Overall Review: Hey, Western Digital, have people who actually work for your company answer the email.
3 screen gaming
Pros: I wrote a review earlier on a 2nd NEC and this is my 3rd 24" NEC monitor and again no dead pixel. Great cheap gaming panel. I will reiterate that this is NOT a monitor to do color sensitive work such as professional photography or video editing. This monitor is good for everything else. You can't buy a professional caliber IPS monitor for $300 bucks and NEC does makes the P series for that. I have 2 LED backlit and one fluorescent. I'm going to have to buy a 3rd led since the colors are so m c nicer.
Cons: They aren't free
Overall Review: Gaming with NVidia surround on 3 NEC 24" monitor is immersive and intense
No DEAD PIXELS
Pros: Good price for a GOOD 24" 1920 x 1200 TN panel. This is NOT a Professional IPS true color monitor. I use this for gaming 90% of the time and we watch DVD and Blu Rays 5% and I do normal stuff the other 5%. DVD/BR video is excellent with a monitor menu tweak.
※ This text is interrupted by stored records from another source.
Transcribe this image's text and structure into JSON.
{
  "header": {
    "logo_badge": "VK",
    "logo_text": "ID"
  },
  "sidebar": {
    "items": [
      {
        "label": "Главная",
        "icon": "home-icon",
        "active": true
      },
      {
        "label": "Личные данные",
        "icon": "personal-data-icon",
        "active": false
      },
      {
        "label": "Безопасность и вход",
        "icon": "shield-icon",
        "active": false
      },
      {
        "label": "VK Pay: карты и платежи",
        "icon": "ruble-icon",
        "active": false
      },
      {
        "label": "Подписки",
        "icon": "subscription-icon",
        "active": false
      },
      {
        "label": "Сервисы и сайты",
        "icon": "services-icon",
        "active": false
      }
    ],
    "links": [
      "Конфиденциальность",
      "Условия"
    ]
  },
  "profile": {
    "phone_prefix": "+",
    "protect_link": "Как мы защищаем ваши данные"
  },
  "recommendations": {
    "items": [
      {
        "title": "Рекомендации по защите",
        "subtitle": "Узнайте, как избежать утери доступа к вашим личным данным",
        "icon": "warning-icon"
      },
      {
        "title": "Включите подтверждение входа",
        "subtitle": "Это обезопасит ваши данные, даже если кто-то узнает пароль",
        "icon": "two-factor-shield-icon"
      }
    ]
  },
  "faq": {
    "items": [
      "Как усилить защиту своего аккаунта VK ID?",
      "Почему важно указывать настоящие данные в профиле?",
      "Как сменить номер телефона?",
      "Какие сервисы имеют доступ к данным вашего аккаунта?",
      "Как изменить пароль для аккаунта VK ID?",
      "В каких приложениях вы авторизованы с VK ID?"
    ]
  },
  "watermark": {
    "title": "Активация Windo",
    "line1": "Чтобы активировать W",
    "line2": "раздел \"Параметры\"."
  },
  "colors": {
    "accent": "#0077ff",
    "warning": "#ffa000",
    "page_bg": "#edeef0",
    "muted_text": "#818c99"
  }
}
I need 1920 x 1200 for gaming because my first NEC is 1920 x 1200 and the only other panel that I considered was the $am$ung which make great panels but I've had a few dead pixels with the 2 $am$ungs that I've owned and with the 2 NEC 24" monitors that I've had I have had NO DEAD PIXELS. SOLD! This is the 2nd monitor of a 3 monitor Nvidia Surround View setup. I'm buying a 3rd NEC 24" 1920 x 1200 as soon as my credit card drops a littlle. THREE SCREEN GAMING...w00T!
Cons: The color on this monitor will NOT match an older flourescent back lit monitor very well. I wish all monitors were $1.00...with free shipping.
Overall Review: Q6600 @ 3.0, 8 Gig OCZ SLi RAM, 1,000 watt OCZ Gold Series PSU, 2-GTX 580 (in and out of SLi), Win 7, Win 8 Cust Preview, Ubuntu 12.04 triple boot, 2,260,000 pts. folding@home.
GTX580 on an 'old' system
Pros: I got it a day earlier than expected. Plugged it into the slot where one of my old 88900GTS G92s went and kept the other 8800 for PhysX. Fraps showed 28 to 45 FPS in Crysis at 8x and Crysis Wahead at 16x in some of the GPU sucking scenes like inside the frozen sphere. The Just Cause 2 benchmark was maxed out completely at 32x and I got 43 FPS. I used 1900 X 1200 native resolution for the gaming benchmarks. No louder than the 8800 but a different pitch. Temps are 38 to 42 idle and 48 to 53 blasting the heck out of stuff with fan set at 75%. 3DMARKVantage went from 13,468 to 22,860 with PhysX on (which is a no-no is benchmark world). I used EVGA Precision to OC it in 2 steps to 800/1600/2000 so there is no reason to buy the Super clocked version in my humble opinion. Absolutely amazing improvement on an old system. Remember this is a DX10 board and PCIe 1.0.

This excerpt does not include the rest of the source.